Guido Völkel von ECC Studienreisen

Guido Völkel von ECC Studienreisen spricht über die Lage für Reiseinteressierte nach Israel (Foto: IsraelMagazin)

FRANKFURT (im) – Die Lage in Israel ist seit dem 7. Oktober 2023 für Touristen sehr angespannt und undurchsichtig. Reisewillige und Gruppenverantwortliche fragen sich, ob eine Reise jetzt oder in diesem Jahr noch möglich ist. Oder kann man erst 2025 wieder nach Israel reisen und einen sicheren Aufenthalt haben? Wir haben mit dem Geschäftsführer des Israel-Spezialisten ECC Studienreisen, Guido Völkel, gesprochen.
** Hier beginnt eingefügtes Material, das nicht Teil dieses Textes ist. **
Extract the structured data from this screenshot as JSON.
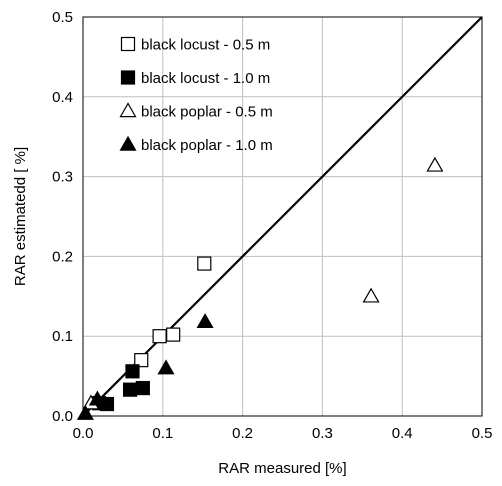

Dieses Reisebüro ist immer auf dem aktuellsten Stand, was die Lage in Israel für Touristen und Pilger betrifft.

IsraelMagazin: Wie stellt sich die derzeitige Situation für Israel-Reiseinteressierte und Gruppen dar?
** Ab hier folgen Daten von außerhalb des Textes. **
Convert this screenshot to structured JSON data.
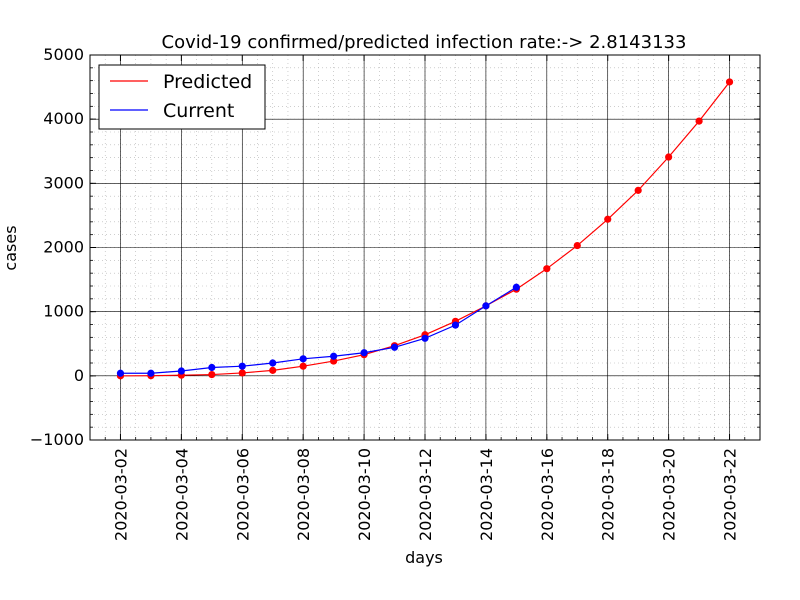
{
  "chart_data": {
    "type": "line",
    "title": "Covid-19 confirmed/predicted infection rate:-> 2.8143133",
    "xlabel": "days",
    "ylabel": "cases",
    "ylim": [
      -1000,
      5000
    ],
    "xlim": [
      "2020-03-01",
      "2020-03-23"
    ],
    "yticks": [
      -1000,
      0,
      1000,
      2000,
      3000,
      4000,
      5000
    ],
    "ytick_labels": [
      "−1000",
      "0",
      "1000",
      "2000",
      "3000",
      "4000",
      "5000"
    ],
    "xticks": [
      "2020-03-02",
      "2020-03-04",
      "2020-03-06",
      "2020-03-08",
      "2020-03-10",
      "2020-03-12",
      "2020-03-14",
      "2020-03-16",
      "2020-03-18",
      "2020-03-20",
      "2020-03-22"
    ],
    "grid": true,
    "minor_grid": true,
    "legend_position": "top-left",
    "series": [
      {
        "name": "Predicted",
        "color": "#ff0000",
        "x": [
          "2020-03-02",
          "2020-03-03",
          "2020-03-04",
          "2020-03-05",
          "2020-03-06",
          "2020-03-07",
          "2020-03-08",
          "2020-03-09",
          "2020-03-10",
          "2020-03-11",
          "2020-03-12",
          "2020-03-13",
          "2020-03-14",
          "2020-03-15",
          "2020-03-16",
          "2020-03-17",
          "2020-03-18",
          "2020-03-19",
          "2020-03-20",
          "2020-03-21",
          "2020-03-22"
        ],
        "values": [
          0,
          2,
          10,
          20,
          45,
          85,
          150,
          230,
          330,
          470,
          640,
          850,
          1090,
          1350,
          1670,
          2030,
          2440,
          2890,
          3410,
          3970,
          4580
        ]
      },
      {
        "name": "Current",
        "color": "#0000ff",
        "x": [
          "2020-03-02",
          "2020-03-03",
          "2020-03-04",
          "2020-03-05",
          "2020-03-06",
          "2020-03-07",
          "2020-03-08",
          "2020-03-09",
          "2020-03-10",
          "2020-03-11",
          "2020-03-12",
          "2020-03-13",
          "2020-03-14",
          "2020-03-15"
        ],
        "values": [
          40,
          40,
          75,
          130,
          150,
          200,
          265,
          305,
          360,
          445,
          585,
          790,
          1090,
          1380
        ]
      }
    ]
  }
}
ECC: Die Reiselust der Reiseinteressierte für Israel ist seit dem 7. Oktober natürlich sehr gedämpft. Nach anfänglicher Hoffnung auf eine schnelle Beendigung der schrecklichen Geschehnisse ließ die Motivation eine Reise nach Israel durchzuführen stetig nach. Auch bei den verschobenen Reisen von 2024 auf 2025 spüren wir nur vorsichtige Motivation. 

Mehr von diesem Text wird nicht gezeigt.